For a man who likes to tout his expertise as a historian, Republican presidential candidate Newt Gingrich has a decidedly revisionist approach when it comes to his own history. In 1997, Gingrich became the only speaker in history to be reprimanded by the House of Representatives. He agreed to pay $300,000 to settle the matter, which involved using charitable groups to promote his political views and submitting misleading documents to the House Ethics Committee.
The ethics charges sound like ancient history. They involve dreary matters of tax law. But the episode is worth revisiting because it offers insights into Gingrich's bombastic, push-the-boundaries style. More troubling, in recent days Gingrich has been blatantly dishonest in his self-interested rewriting of his ethics history, dismissing the sanction as the action of "a very partisan political committee."
As Gingrich relates the story, "The Democrats filed 84 charges against me; 83 were dismissed. The only one which survived was the fact that my lawyers had written a letter inaccurately and I signed it."
How partisan? The ethics panel, split evenly between Democrats and Republicans, voted 7-1 in favor of the reprimand. The dissenting Republican, Lamar Smith of Texas, said Gingrich had made "real mistakes" but called the penalty "way too severe."
The House agreed to the reprimand by a similarly overwhelming margin, 395-28. "The penalty is tough and unprecedented," the committee chairman, Connecticut Republican Nancy Johnson, said on the House floor. "It is also appropriate."
Another Republican on the ethics panel, Porter Goss of Florida, said he found "the fact that the committee was given inaccurate, unreliable and incomplete information to be a very serious failure on his [Gingrich's] part." Indeed, Gingrich's own lawyer told the Ethics Committee that the speaker "recognizes the serious nature of the charges and the seriousness of his admission."
The investigation stemmed from a Gingrich-inspired enterprise during the 1990s to spread his conservative message -- and engineer a Republican takeover of Congress -- through a satellite broadcast and a college course that would also be televised. Both efforts were connected with GOPAC, a political action committee that Gingrich then headed, and were funded by tax-deductible contributions to various nonprofit groups.
Having been involved in a previous case about the use of charitable groups, Gingrich "had ample warning that his intended course of action was fraught with legal peril," the report found. The speaker's own tax lawyer said he would have advised against the "explosive mix."

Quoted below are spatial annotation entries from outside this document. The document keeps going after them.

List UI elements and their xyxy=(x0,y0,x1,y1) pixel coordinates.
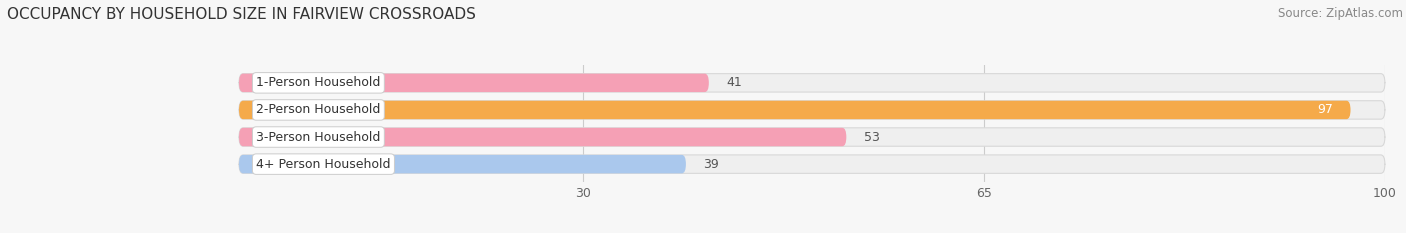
Text: 3-Person Household: 3-Person Household xyxy=(256,130,381,144)
Text: 53: 53 xyxy=(863,130,879,144)
Text: 4+ Person Household: 4+ Person Household xyxy=(256,158,391,171)
FancyBboxPatch shape xyxy=(239,128,846,146)
Text: 97: 97 xyxy=(1317,103,1333,116)
Text: 41: 41 xyxy=(725,76,742,89)
FancyBboxPatch shape xyxy=(239,74,709,92)
Text: Source: ZipAtlas.com: Source: ZipAtlas.com xyxy=(1278,7,1403,20)
Text: 39: 39 xyxy=(703,158,718,171)
FancyBboxPatch shape xyxy=(239,74,1385,92)
Text: 2-Person Household: 2-Person Household xyxy=(256,103,381,116)
Text: OCCUPANCY BY HOUSEHOLD SIZE IN FAIRVIEW CROSSROADS: OCCUPANCY BY HOUSEHOLD SIZE IN FAIRVIEW … xyxy=(7,7,475,22)
FancyBboxPatch shape xyxy=(239,101,1385,119)
FancyBboxPatch shape xyxy=(239,101,1351,119)
FancyBboxPatch shape xyxy=(239,155,686,173)
FancyBboxPatch shape xyxy=(239,155,1385,173)
Text: 1-Person Household: 1-Person Household xyxy=(256,76,381,89)
FancyBboxPatch shape xyxy=(239,128,1385,146)
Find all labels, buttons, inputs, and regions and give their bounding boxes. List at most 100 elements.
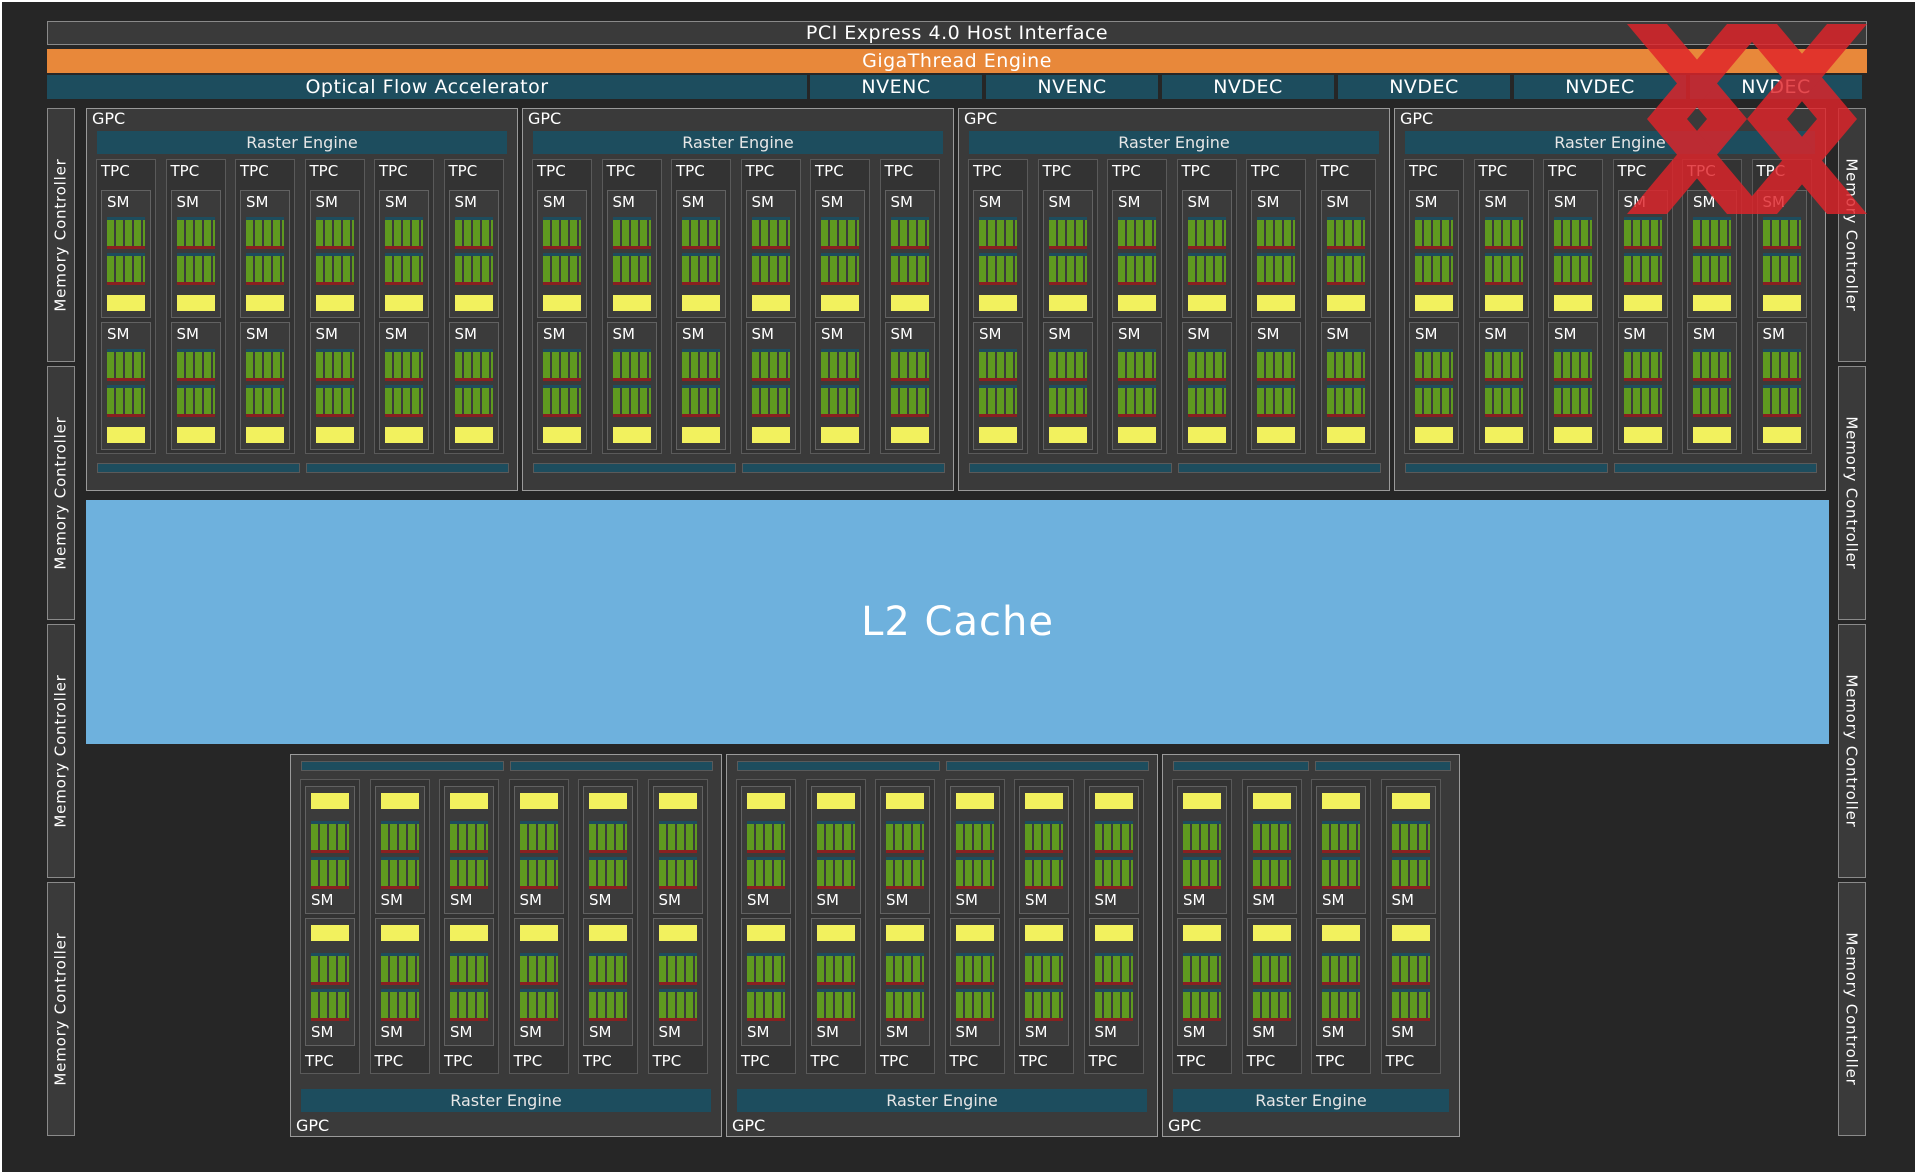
cuda-cores [246, 385, 284, 417]
polymorph-engine [306, 463, 509, 473]
tpc-unit: TPC SM SM [1311, 779, 1371, 1074]
tpc-unit: TPC SM SM [439, 779, 499, 1074]
cuda-cores [886, 989, 924, 1021]
tensor-core [1322, 793, 1360, 809]
sm-unit: SM [1112, 322, 1162, 450]
cuda-cores [1484, 349, 1523, 381]
cuda-cores [1415, 253, 1453, 285]
sm-unit: SM [884, 322, 935, 450]
sm-label: SM [311, 1023, 334, 1041]
tensor-core [385, 295, 423, 311]
tensor-core [519, 793, 558, 809]
sm-label: SM [1391, 891, 1414, 909]
cuda-cores [543, 385, 581, 417]
cuda-cores [1554, 349, 1592, 381]
sm-unit: SM [1409, 322, 1459, 450]
memory-controller-right: Memory Controller [1838, 624, 1866, 878]
cuda-cores [1094, 953, 1133, 985]
sm-label: SM [1484, 325, 1507, 343]
tpc-label: TPC [1316, 1052, 1345, 1070]
cuda-cores [1322, 989, 1360, 1021]
cuda-cores [107, 253, 145, 285]
tensor-core [1257, 427, 1295, 443]
cuda-cores [890, 385, 929, 417]
sm-unit: SM [513, 918, 564, 1046]
cuda-cores [107, 349, 145, 381]
sm-label: SM [1554, 325, 1577, 343]
cuda-cores [816, 953, 855, 985]
cuda-cores [658, 857, 697, 889]
sm-label: SM [1257, 193, 1280, 211]
cuda-cores [816, 857, 855, 889]
cuda-cores [1322, 821, 1360, 853]
sm-unit: SM [1687, 322, 1737, 450]
sm-label: SM [450, 1023, 473, 1041]
polymorph-engine [510, 761, 713, 771]
sm-unit: SM [973, 322, 1023, 450]
sm-label: SM [1693, 193, 1716, 211]
cuda-cores [886, 953, 924, 985]
tpc-unit: TPC SM SM [96, 159, 156, 454]
sm-label: SM [543, 193, 566, 211]
tpc-unit: TPC SM SM [443, 159, 504, 454]
tpc-unit: TPC SM SM [1473, 159, 1534, 454]
tensor-core [1484, 295, 1523, 311]
cuda-cores [1623, 385, 1662, 417]
sm-label: SM [658, 891, 681, 909]
tensor-core [1118, 295, 1156, 311]
cuda-cores [543, 253, 581, 285]
cuda-cores [315, 217, 354, 249]
memory-controller-label: Memory Controller [52, 158, 70, 312]
cuda-cores [890, 253, 929, 285]
sm-label: SM [682, 193, 705, 211]
tensor-core [450, 793, 488, 809]
polymorph-engine [742, 463, 945, 473]
cuda-cores [176, 253, 215, 285]
cuda-cores [1415, 349, 1453, 381]
sm-unit: SM [1019, 786, 1069, 914]
cuda-cores [385, 349, 423, 381]
cuda-cores [612, 217, 651, 249]
memory-controller-label: Memory Controller [52, 674, 70, 828]
sm-unit: SM [374, 918, 425, 1046]
cuda-cores [1415, 217, 1453, 249]
polymorph-engine [1173, 761, 1309, 771]
cuda-cores [1257, 385, 1295, 417]
sm-label: SM [311, 891, 334, 909]
tensor-core [311, 793, 349, 809]
sm-label: SM [1257, 325, 1280, 343]
tpc-label: TPC [1246, 1052, 1276, 1070]
cuda-cores [311, 857, 349, 889]
sm-label: SM [979, 325, 1002, 343]
tpc-unit: TPC SM SM [1543, 159, 1603, 454]
cuda-cores [107, 217, 145, 249]
sm-label: SM [816, 1023, 839, 1041]
cuda-cores [1025, 989, 1063, 1021]
tpc-label: TPC [448, 162, 478, 180]
cuda-cores [1257, 349, 1295, 381]
sm-label: SM [979, 193, 1002, 211]
gpc-label: GPC [964, 109, 998, 128]
cuda-cores [682, 253, 720, 285]
sm-label: SM [1187, 193, 1210, 211]
tpc-unit: TPC SM SM [1107, 159, 1167, 454]
cuda-cores [886, 857, 924, 889]
cuda-cores [1415, 385, 1453, 417]
sm-unit: SM [444, 918, 494, 1046]
sm-label: SM [385, 325, 408, 343]
cuda-cores [519, 953, 558, 985]
sm-label: SM [589, 1023, 612, 1041]
cuda-cores [450, 857, 488, 889]
cuda-cores [1252, 821, 1291, 853]
cuda-cores [1322, 857, 1360, 889]
sm-label: SM [1048, 193, 1071, 211]
sm-label: SM [380, 1023, 403, 1041]
sm-label: SM [1415, 193, 1438, 211]
memory-controller-right: Memory Controller [1838, 882, 1866, 1136]
tensor-core [1693, 295, 1731, 311]
sm-unit: SM [1042, 190, 1093, 318]
tensor-core [1094, 793, 1133, 809]
tpc-unit: TPC SM SM [235, 159, 295, 454]
cuda-cores [1326, 253, 1365, 285]
tensor-core [612, 427, 651, 443]
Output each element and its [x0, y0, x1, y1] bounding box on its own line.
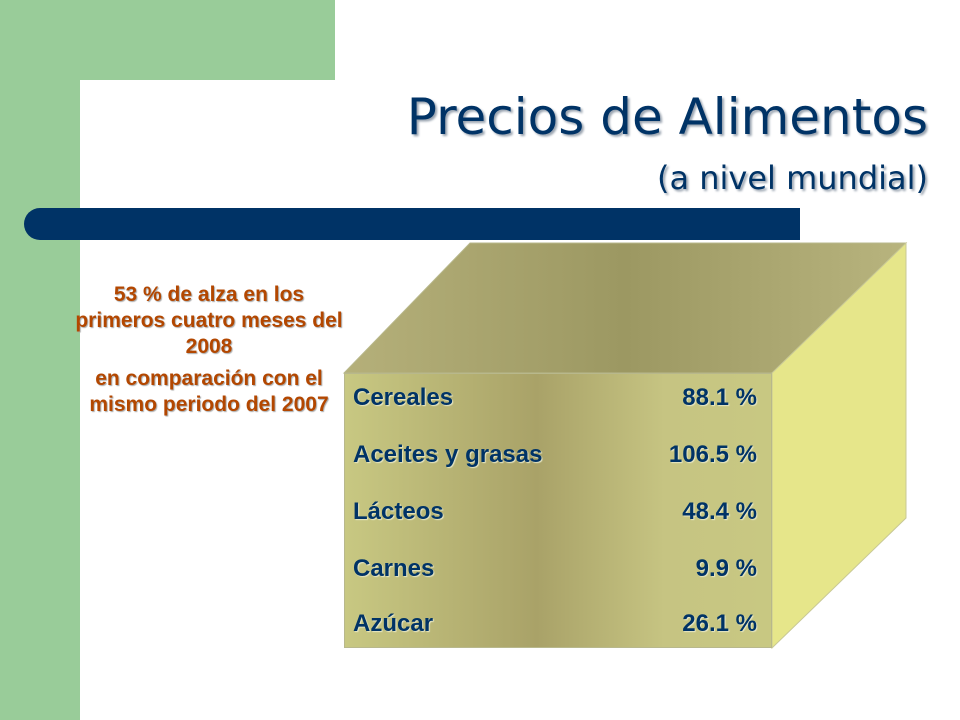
box-side-face — [771, 241, 907, 650]
title-underline-bar — [24, 208, 800, 240]
callout-text: 53 % de alza en los primeros cuatro mese… — [75, 282, 343, 424]
row-value: 48.4 % — [682, 498, 757, 525]
row-value: 88.1 % — [682, 384, 757, 411]
content-corner — [80, 80, 200, 200]
row-value: 9.9 % — [695, 555, 757, 582]
food-price-table: Cereales 88.1 % Aceites y grasas 106.5 %… — [344, 373, 772, 648]
callout-line-1: 53 % de alza en los primeros cuatro mese… — [75, 283, 343, 358]
table-row: Carnes 9.9 % — [353, 555, 757, 595]
row-label: Azúcar — [353, 610, 434, 637]
top-green-band — [80, 0, 335, 80]
table-row: Cereales 88.1 % — [353, 384, 757, 424]
callout-line-2: en comparación con el mismo periodo del … — [89, 367, 329, 416]
table-row: Aceites y grasas 106.5 % — [353, 441, 757, 481]
row-label: Aceites y grasas — [353, 441, 543, 468]
slide-subtitle: (a nivel mundial) — [656, 159, 928, 197]
row-value: 26.1 % — [682, 610, 757, 637]
row-label: Carnes — [353, 555, 435, 582]
slide-title: Precios de Alimentos — [406, 88, 928, 146]
table-row: Azúcar 26.1 % — [353, 610, 757, 650]
row-label: Cereales — [353, 384, 454, 411]
row-label: Lácteos — [353, 498, 444, 525]
table-row: Lácteos 48.4 % — [353, 498, 757, 538]
left-green-band — [0, 0, 80, 720]
row-value: 106.5 % — [668, 441, 757, 468]
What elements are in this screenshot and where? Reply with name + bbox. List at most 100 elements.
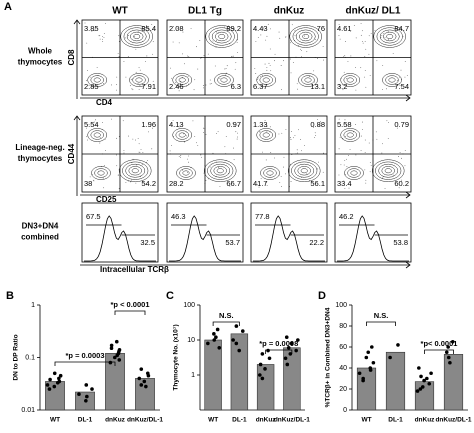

The Ethics Committee ultimately concluded that Gingrich was at the very least reckless in not seeking tax advice. Then there was the matter of repeated incorrect statements made to the Ethics Committee as part of the effort to persuade it to dismiss the case. Gingrich twice assured the committee -- incorrectly -- that GOPAC played no role in developing or financing the college course.
Gingrich blamed the inaccurate statements on his lawyer and said he did not review the letters carefully enough. The four members of the investigative subcommittee found that there was "reason to believe" Gingrich knew the information was wrong. But they settled for his admission that he "should have known" it was false.
"The violation does not represent only a single instance of reckless conduct," the report found. "Rather, over a number of years and in a number of situations, Mr. Gingrich showed a disregard and lack of respect for the standards of conduct that applied to his activities." This is the bipartisan judgment of his peers. Is Gingrich really the man Republicans want to be their nominee?